Capital One Helps Launch Social Justice Reform Initiative
The National Racial Equity Initiative for Social Justice (NREI) strives to level the playing field for Black communities
As demands for social justice reverberated throughout cities across the nation last spring, the Congressional Black Caucus Foundation (CBCF) — a nonprofit organization that strives to advance the global Black community by developing leaders, informing policy, and educating the public — responded with a new initiative to support racial equity.
Through the newly formed National Racial Equity Initiative for Social Justice (NREI), CBCF will:
- Place three John R. Lewis Social Justice Policy Fellows in the U.S. Congress for two years, who will work in CBCF member offices and various congressional committees related to social justice.
- Establish social justice scholarships for students attending Historically Black Colleges and Universities.
- Advance racial equity and human rights in research, data, analysis, and public policy related to criminal justice reform.
“CBCF is answering the global call for action to honor George Floyd, Breonna Taylor and countless others in our country’s past — even predating Jim Crow — who have reached their demise at the hands of law enforcement or imprisonment due to a failed justice system,” says Rep. Cedric L. Richmond, Chair of CBCF’s Board of Directors. “Our new initiatives will advance educational opportunities for Black students and explore reform through the policy lens of education, economic opportunity, incarceration, the courts and law enforcement.”
Among the areas of most pressing concern for the NREI will be developing evidence-based, solutions-driven policies targeted to reduce racial disparities evoked by racism and discrimination.
- For example, according to The Sentencing Project, people of color make up 37 percent of the U.S. population, but 67 percent of the prison population.
Beyond criminal justice reform, the NREI will explore policy in economic opportunity, education, and healthcare.
The NREI expands on the work the CBCF has been doing since its inception to offer scholarships and paid fellowships and internships to students.
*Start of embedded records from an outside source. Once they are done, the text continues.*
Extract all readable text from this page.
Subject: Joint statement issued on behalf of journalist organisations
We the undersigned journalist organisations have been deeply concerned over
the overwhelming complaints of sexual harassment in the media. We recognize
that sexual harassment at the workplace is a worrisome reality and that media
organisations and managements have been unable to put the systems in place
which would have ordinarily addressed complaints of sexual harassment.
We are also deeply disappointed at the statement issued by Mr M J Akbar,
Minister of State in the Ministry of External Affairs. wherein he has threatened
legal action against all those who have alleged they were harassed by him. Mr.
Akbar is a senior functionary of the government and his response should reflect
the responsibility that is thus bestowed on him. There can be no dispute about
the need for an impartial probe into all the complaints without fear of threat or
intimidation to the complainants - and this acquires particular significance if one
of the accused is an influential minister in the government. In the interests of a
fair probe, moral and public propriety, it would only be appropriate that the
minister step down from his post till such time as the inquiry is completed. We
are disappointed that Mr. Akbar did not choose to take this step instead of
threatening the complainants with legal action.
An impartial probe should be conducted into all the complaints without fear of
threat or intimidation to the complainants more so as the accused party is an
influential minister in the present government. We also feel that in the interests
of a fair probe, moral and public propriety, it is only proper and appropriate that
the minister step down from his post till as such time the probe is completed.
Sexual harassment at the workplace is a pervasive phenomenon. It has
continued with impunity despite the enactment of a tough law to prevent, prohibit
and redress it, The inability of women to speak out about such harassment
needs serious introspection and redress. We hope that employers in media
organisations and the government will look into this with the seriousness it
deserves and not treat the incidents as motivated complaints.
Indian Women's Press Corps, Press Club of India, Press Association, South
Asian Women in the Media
According to the CBCF, it has put more Black interns on Capitol Hill than any other organization in the U.S.
“Being a visionary is one thing, but we need to find resources to encourage young people who are already committed to social activism to be rewarded for that — especially if they're in college,” says Menna Demessie, Senior Vice President of Policy Analysis & Research at CBCF’s Leadership Institute. “We’re creating a pipeline for those folks to go on to be amazing leaders in the policy field and beyond.”
This initiative launched in June 2020 and is funded by organizations including Capital One.
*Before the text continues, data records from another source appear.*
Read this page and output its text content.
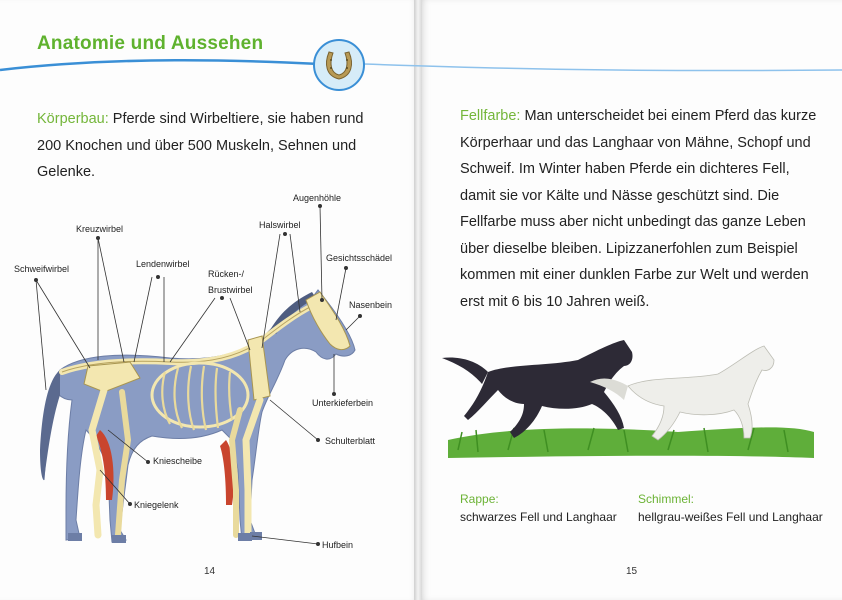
Anatomie und Aussehen

Körperbau: Pferde sind Wirbeltiere, sie haben rund 200 Knochen und über 500 Muskeln, Sehnen und Gelenke.

Augenhöhle
Kreuzwirbel	Halswirbel
Gesichtsschädel
Schweifwirbel	Lendenwirbel
Rücken-/
Brustwirbel
Nasenbein
Unterkieferbein
Schulterblatt
Kniescheibe
Kniegelenk
Hufbein
14

Fellfarbe: Man unterscheidet bei einem Pferd das kurze Körperhaar und das Langhaar von Mähne, Schopf und Schweif. Im Winter haben Pferde ein dichteres Fell, damit sie vor Kälte und Nässe geschützt sind. Die Fellfarbe muss aber nicht unbedingt das ganze Leben über dieselbe bleiben. Lipizzanerfohlen zum Beispiel kommen mit einer dunklen Farbe zur Welt und werden erst mit 6 bis 10 Jahren weiß.

Rappe:
schwarzes Fell und Langhaar
Schimmel:
hellgrau-weißes Fell und Langhaar
15
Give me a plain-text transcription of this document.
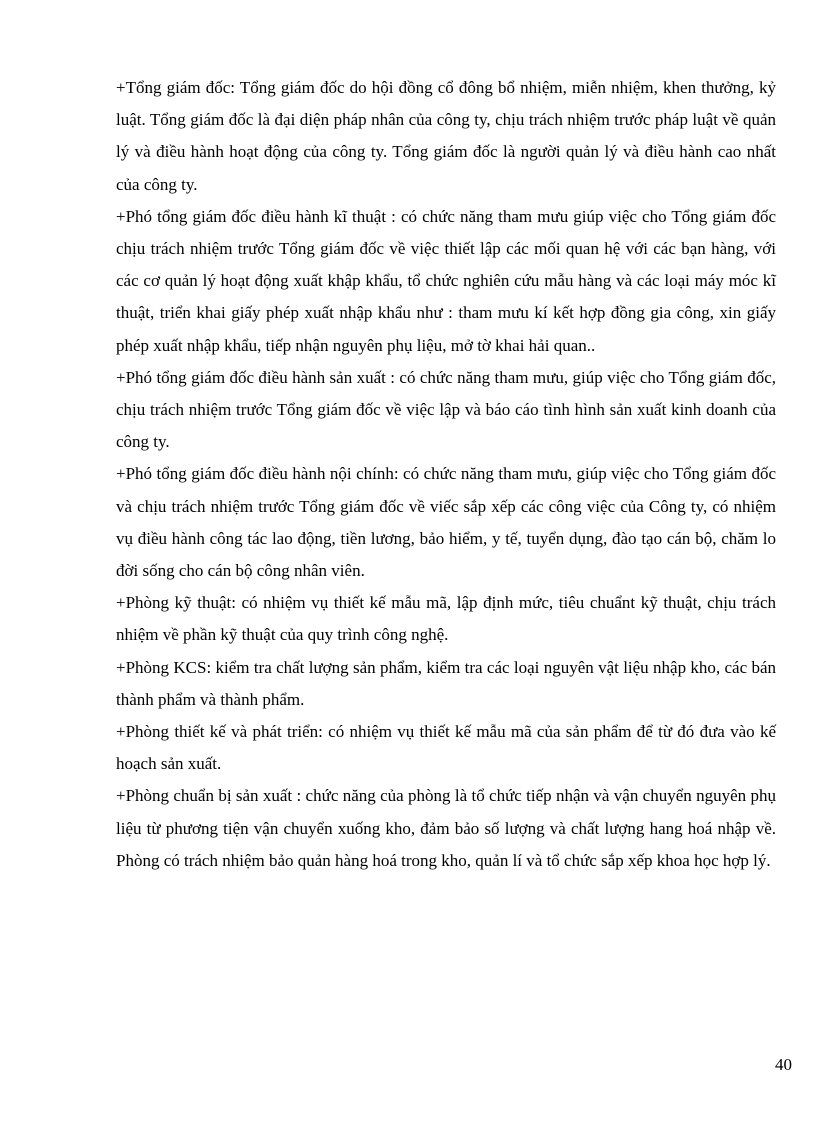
+Tổng giám đốc: Tổng giám đốc do hội đồng cổ đông bổ nhiệm, miễn nhiệm, khen thưởng, kỷ luật. Tổng giám đốc là đại diện pháp nhân của công ty, chịu trách nhiệm trước pháp luật về quản lý và điều hành hoạt động của công ty. Tổng giám đốc là người quản lý và điều hành cao nhất của công ty.

+Phó tổng giám đốc điều hành kĩ thuật : có chức năng tham mưu giúp việc cho Tổng giám đốc chịu trách nhiệm trước Tổng giám đốc về việc thiết lập các mối quan hệ với các bạn hàng, với các cơ quản lý hoạt động xuất khập khẩu, tổ chức nghiên cứu mẫu hàng và các loại máy móc kĩ thuật, triển khai giấy phép xuất nhập khẩu như : tham mưu kí kết hợp đồng gia công, xin giấy phép xuất nhập khẩu, tiếp nhận nguyên phụ liệu, mở tờ khai hải quan..

+Phó tổng giám đốc điều hành sản xuất : có chức năng tham mưu, giúp việc cho Tổng giám đốc, chịu trách nhiệm trước Tổng giám đốc về việc lập và báo cáo tình hình sản xuất kinh doanh của công ty.

+Phó tổng giám đốc điều hành nội chính: có chức năng tham mưu, giúp việc cho Tổng giám đốc và chịu trách nhiệm trước Tổng giám đốc về viếc sắp xếp các công việc của Công ty, có nhiệm vụ điều hành công tác lao động, tiền lương, bảo hiểm, y tế, tuyển dụng, đào tạo cán bộ, chăm lo đời sống cho cán bộ công nhân viên.

+Phòng kỹ thuật: có nhiệm vụ thiết kế mẫu mã, lập định mức, tiêu chuẩnt kỹ thuật, chịu trách nhiệm về phần kỹ thuật của quy trình công nghệ.

+Phòng KCS: kiểm tra chất lượng sản phẩm, kiểm tra các loại nguyên vật liệu nhập kho, các bán thành phẩm và thành phẩm.

+Phòng thiết kế và phát triển: có nhiệm vụ thiết kế mẫu mã của sản phẩm để từ đó đưa vào kế hoạch sản xuất.

+Phòng chuẩn bị sản xuất : chức năng của phòng là tổ chức tiếp nhận và vận chuyển nguyên phụ liệu từ phương tiện vận chuyển xuống kho, đảm bảo số lượng và chất lượng hang hoá nhập về. Phòng có trách nhiệm bảo quản hàng hoá trong kho, quản lí và tổ chức sắp xếp khoa học hợp lý.

40
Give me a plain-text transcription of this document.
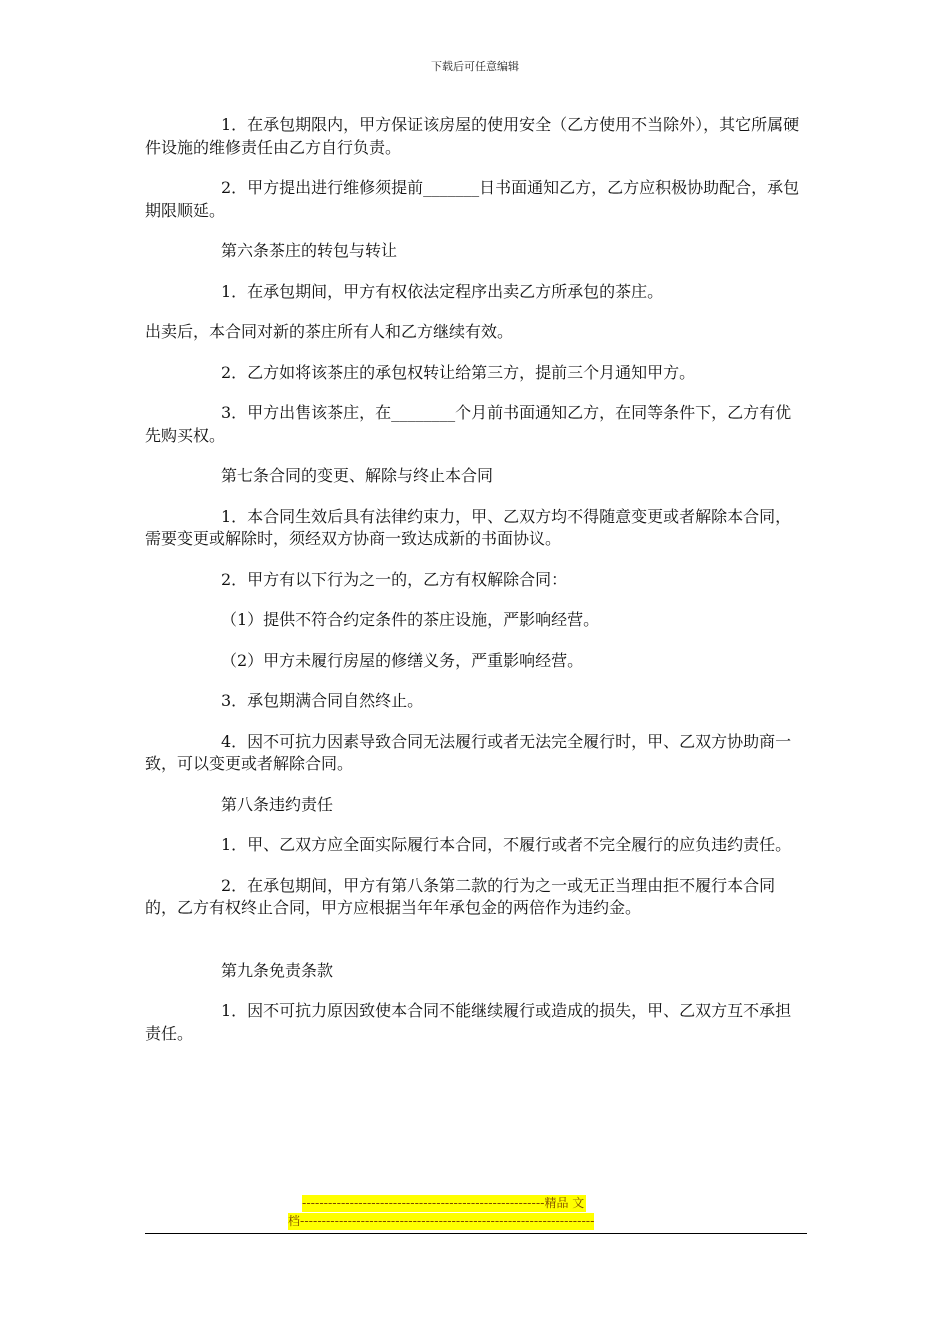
下载后可任意编辑

1．在承包期限内，甲方保证该房屋的使用安全（乙方使用不当除外），其它所属硬件设施的维修责任由乙方自行负责。

2．甲方提出进行维修须提前_______日书面通知乙方，乙方应积极协助配合，承包期限顺延。

第六条茶庄的转包与转让

1．在承包期间，甲方有权依法定程序出卖乙方所承包的茶庄。

出卖后，本合同对新的茶庄所有人和乙方继续有效。

2．乙方如将该茶庄的承包权转让给第三方，提前三个月通知甲方。

3．甲方出售该茶庄，在________个月前书面通知乙方，在同等条件下，乙方有优先购买权。

第七条合同的变更、解除与终止本合同

1．本合同生效后具有法律约束力，甲、乙双方均不得随意变更或者解除本合同，需要变更或解除时，须经双方协商一致达成新的书面协议。

2．甲方有以下行为之一的，乙方有权解除合同：

（1）提供不符合约定条件的茶庄设施，严影响经营。

（2）甲方未履行房屋的修缮义务，严重影响经营。

3．承包期满合同自然终止。

4．因不可抗力因素导致合同无法履行或者无法完全履行时，甲、乙双方协助商一致，可以变更或者解除合同。

第八条违约责任

1．甲、乙双方应全面实际履行本合同，不履行或者不完全履行的应负违约责任。

2．在承包期间，甲方有第八条第二款的行为之一或无正当理由拒不履行本合同的，乙方有权终止合同，甲方应根据当年年承包金的两倍作为违约金。

第九条免责条款

1．因不可抗力原因致使本合同不能继续履行或造成的损失，甲、乙双方互不承担责任。

--------------------------------------------------------精品 文
档--------------------------------------------------------------------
“CBCF has a storied tradition of lending its voice and resources to advance the needs of communities that have long been overlooked and the NREI is the latest innovation to advance that work,” says Joe Vidulich, Director of Government Relations at Capital One. “Capital One is very excited to be a part of that journey and contribute to the CBCF’s mission to create equitable opportunities for students of color.”
That support comes as part of Capital One’s initial $200 million, multi-year commitment to advance socioeconomic mobility through the Capital One Impact Initiative.
Launched in October 2020, the Capital One Impact Initiative seeks to create a world where everyone has an equal opportunity to prosper through advocating for an inclusive society, building thriving communities and creating financial tools that enrich lives.
Capital One will help fund the NREI over the next five years and strives to create opportunities for students of color across the nation in an effort to continue to bend the arc of history towards justice.
One such rising leader is Jared Lewis, a John R. Lewis Social Justice Fellow currently working on Capitol Hill with the Congressional Black Caucus Diversity Tech Taskforce to help shape a regulatory agenda as it relates to technology and Black people.
His background in both community organizing for social change and in the private sector have focused on expanding equity at the intersection of technology, economic development and social identities.
Having received his Masters in Public Policy from the University of Chicago amid the COVID-19 pandemic, Lewis was caring for his grandfather and had resigned himself to postponing his professional and scholarly dreams until at least 2021 — until he heard about the launch of the CBCF’s new fellowship program.
“At this point in my life, I don’t think there is a more perfect role for me than this CBCF fellowship,” Lewis said. “This fellowship has convinced me of the need to be intentional about underinvested and underrepresented communities, particularly in rural parts of the country, and their relationship to technology.”
As Lewis confronts questions surrounding technology and its implications on society during that fellowship and beyond, creating a more equitable society for all is at the forefront of his focus.
“In the same way that I landed this fellowship, who knows where my path will lead,” Lewis said. “I just want to help advance the work on racial and economic equity and incorporate the lived experiences of people from all walks of life.”